Гудович машинально потрогал свой лоб – теперь по лицу генерала было видно, что тот понял происхождение той ночной крови на лбу императора, об этом уже знали все. И дал этому ранению свое объяснение – тростью лупил всех Петр Алексеевич, переходя временами и на тяжелую дубинку для более ласкового отческого внушения своим неразумным и крайне вороватым подданным, а вот шведский король Карл для вразумления предпочитал исключительно свою острую шпагу…
Петербург
– Мы немедленно примем этот манифест его императорского величества к исполнению! – Голос старого сенатора Епачинцева дрожал от почти нескрываемого страха. Вельможа боялся не без оснований – смотреть на хмурого фельдмаршала Миниха было до ужаса страшно.
Бурхард-Христофор криво улыбнулся – черт бы побрал этих трусов, не могли там, на набережной, всем скопом сдохнуть, флот поприветствовав. Он бы не поленился, а лично приколол бы каждого сенатора шпагой, но…
– Советую вам немедленно озаботиться сими государственными нуждами, ведь любая оплошка в этом деле вам будет дорого стоить! – Фельдмаршал Миних словно вбил раскаленный гвоздь в грудь сенатора и тут же, нисколько не жалея свою несчастную жертву, вбил следом второй. – Император Петр Федорович зело недоволен теми, кто мятежникам присягу давал. И наоборот…
На набережной фельдмаршалу полегчало – ветер с Невы приятно холодил грудь. Миних поманил рукой преданного ему офицера, давно ожидающего необходимого приказа.
– Ты сегодня же отправишься в Шлиссельбург – вот приказ и вот императорский манифест. Коменданту скажешь без обиняков, или он отправится воеводой в Анадырский острог на Камчатке пожизненно, или…

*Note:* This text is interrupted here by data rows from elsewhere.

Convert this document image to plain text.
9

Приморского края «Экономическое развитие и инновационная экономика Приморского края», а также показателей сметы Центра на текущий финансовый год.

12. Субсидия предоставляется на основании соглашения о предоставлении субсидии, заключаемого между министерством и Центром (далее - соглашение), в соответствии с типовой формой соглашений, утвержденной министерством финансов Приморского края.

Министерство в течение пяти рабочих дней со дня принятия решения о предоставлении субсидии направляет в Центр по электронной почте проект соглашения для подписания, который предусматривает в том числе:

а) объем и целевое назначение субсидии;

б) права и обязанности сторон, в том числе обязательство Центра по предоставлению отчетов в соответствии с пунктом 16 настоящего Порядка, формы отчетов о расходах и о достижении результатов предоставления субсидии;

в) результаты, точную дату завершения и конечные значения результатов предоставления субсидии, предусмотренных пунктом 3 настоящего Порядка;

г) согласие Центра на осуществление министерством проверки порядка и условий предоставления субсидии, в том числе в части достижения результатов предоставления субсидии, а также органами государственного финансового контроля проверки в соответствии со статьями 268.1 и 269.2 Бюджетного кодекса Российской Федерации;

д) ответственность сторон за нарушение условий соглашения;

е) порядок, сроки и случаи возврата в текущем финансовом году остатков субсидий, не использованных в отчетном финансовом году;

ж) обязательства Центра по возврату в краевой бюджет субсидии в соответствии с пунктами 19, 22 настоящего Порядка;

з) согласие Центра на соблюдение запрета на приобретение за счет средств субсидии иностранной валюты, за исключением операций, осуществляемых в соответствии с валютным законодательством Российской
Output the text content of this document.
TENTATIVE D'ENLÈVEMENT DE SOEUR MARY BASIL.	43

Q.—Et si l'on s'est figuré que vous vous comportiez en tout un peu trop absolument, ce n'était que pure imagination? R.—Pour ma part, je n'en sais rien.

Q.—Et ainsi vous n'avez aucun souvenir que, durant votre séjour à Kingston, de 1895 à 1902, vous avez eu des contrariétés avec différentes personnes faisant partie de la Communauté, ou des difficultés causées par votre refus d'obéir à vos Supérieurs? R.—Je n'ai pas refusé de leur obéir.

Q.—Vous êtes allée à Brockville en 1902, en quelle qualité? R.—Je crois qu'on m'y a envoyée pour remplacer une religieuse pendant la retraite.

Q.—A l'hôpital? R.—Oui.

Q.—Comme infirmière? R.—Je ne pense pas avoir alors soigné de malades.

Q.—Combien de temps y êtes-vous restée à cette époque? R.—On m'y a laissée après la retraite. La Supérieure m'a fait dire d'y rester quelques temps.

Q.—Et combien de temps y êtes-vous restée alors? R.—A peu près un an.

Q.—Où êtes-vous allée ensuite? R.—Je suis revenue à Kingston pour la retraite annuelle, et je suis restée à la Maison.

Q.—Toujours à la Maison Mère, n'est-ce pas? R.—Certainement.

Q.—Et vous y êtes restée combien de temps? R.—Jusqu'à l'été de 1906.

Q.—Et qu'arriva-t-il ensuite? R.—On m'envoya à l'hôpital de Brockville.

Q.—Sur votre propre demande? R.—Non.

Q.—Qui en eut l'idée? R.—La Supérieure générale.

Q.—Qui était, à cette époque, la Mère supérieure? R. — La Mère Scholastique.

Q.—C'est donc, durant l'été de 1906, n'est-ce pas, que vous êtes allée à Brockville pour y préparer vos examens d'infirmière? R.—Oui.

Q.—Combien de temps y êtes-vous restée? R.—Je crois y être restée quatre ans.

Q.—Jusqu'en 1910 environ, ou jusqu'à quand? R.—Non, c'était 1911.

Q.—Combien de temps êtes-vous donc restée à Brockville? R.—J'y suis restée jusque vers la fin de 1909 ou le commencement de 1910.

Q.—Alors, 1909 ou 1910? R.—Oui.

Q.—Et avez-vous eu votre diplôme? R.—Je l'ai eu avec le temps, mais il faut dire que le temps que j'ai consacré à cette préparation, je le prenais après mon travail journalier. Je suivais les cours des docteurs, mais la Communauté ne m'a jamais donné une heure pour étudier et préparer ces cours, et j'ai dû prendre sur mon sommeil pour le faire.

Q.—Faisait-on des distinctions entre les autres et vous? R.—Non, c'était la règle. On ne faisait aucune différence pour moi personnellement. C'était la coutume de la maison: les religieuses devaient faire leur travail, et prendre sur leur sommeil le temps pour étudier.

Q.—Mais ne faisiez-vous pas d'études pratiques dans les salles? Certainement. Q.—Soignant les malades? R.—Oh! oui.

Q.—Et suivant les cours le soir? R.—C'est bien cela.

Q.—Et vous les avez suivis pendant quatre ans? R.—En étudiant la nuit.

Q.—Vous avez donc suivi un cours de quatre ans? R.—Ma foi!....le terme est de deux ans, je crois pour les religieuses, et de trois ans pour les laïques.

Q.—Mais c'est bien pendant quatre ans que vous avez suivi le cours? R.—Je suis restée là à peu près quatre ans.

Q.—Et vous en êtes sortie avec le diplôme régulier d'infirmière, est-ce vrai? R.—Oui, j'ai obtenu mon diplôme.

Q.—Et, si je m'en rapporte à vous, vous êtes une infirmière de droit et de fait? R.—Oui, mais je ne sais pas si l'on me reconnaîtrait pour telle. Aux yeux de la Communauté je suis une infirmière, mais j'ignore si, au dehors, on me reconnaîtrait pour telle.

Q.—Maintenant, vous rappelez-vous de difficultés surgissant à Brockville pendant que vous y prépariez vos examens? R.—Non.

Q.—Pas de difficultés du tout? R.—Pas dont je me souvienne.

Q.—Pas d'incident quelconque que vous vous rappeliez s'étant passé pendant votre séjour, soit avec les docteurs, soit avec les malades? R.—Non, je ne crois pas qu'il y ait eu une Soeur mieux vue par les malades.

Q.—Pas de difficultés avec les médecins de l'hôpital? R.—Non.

Фельдмаршал жестоко улыбнулся – пусть он возьмет еще один грех на душу, но избавит от него Петра Федоровича. Такие вещи всегда лучше творить чужими руками, дабы правитель всегда в белом был.
А в своем адъютанте, капитане Куломзине, Миних был уверен – представляемый ему шанс позволял либо взлететь по лестнице чинов круто вверх, либо рухнуть вниз, потеряв не только карьеру, но и голову.
Адъютант взял сверток с бумагами из руки фельдмаршала, звякнул шпорами, четко повернулся и быстрым шагом отправился к ожидавшим его пятерым всадникам, держащим в поводу его лошадь – яхта ждала их на Охте.
Все было обговорено заранее. Бурхард-Христофор повернулся к Неве, воды которой величаво тянулись под его ботфортами к заливу. Соленый ветер с Балтики приятно раздражал нос – и в восемьдесят лет жизнь еще не прожита.